Aussies warned over Spotify email: ‘Update your payment details’

Scammers are impersonating Spotify and trying to steal people’s bank details.

Spotify scam
A new phishing scam impersonating Spotify is hitting Aussies’ email inboxes. (Source: MailGuard/AAP)

If you are one of the millions of Aussies who uses Spotify, don’t get fooled by this new email scam.

Email security firm MailGuard is warning Aussie music-lovers about the new scam claiming to be sent by Spotify and tricking recipients into thinking their subscription payment has been declined.

The email has the subject line: “Spotify: We’re unable to bill you”, and uses the Spotify logo in its header.

“It’s time to update your payment details. We are still unable to process your payment.

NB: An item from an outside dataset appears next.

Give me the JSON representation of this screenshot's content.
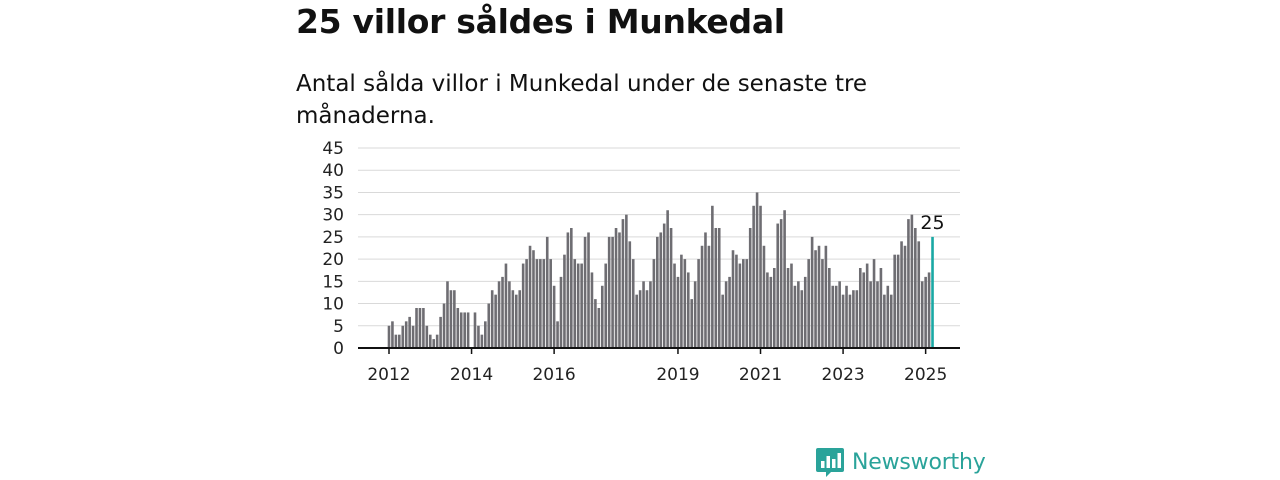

Your payment method is not working and we were unable to receive your payment,” the scam email reads.

The scammer claims there could be a problem with your bank, your card or an insufficient balance on your card.

“You will lose access to your account if there is no payment method associated with your account,” it says.

MailGuard said cybercriminals often used these tactics to create a sense of fear and urgency.

Spotify scam email.
MailGuard shared an email of the scam email. (Source: MailGuard)

“By threatening to revoke access, the attacker aims to manipulate the recipient into taking immediate action without thinking critically about the tell-tale signs of a scam hidden in the email and phishing page,” MailGuard said.

If the recipient clicks on the ‘update information’ button, they will be taken to a phishing page, which also uses fake Spotify branding.

It asks for them to update their payment details, including their full name, address, card number, expiration date and CVV, and then a one-time authorisation code.

“With these details, a scammer can engage in various malicious activities, such as identity theft and financial fraud,” MailGuard said.

Spotify has told customers it will never ask for personal information over email, including their payment information or password.

“An email is suspicious if the sender email doesn’t end in “”, or if you’re simply not sure about it,” Spotify said.

Aussies are being urged to delete the email immediately without clicking on any links.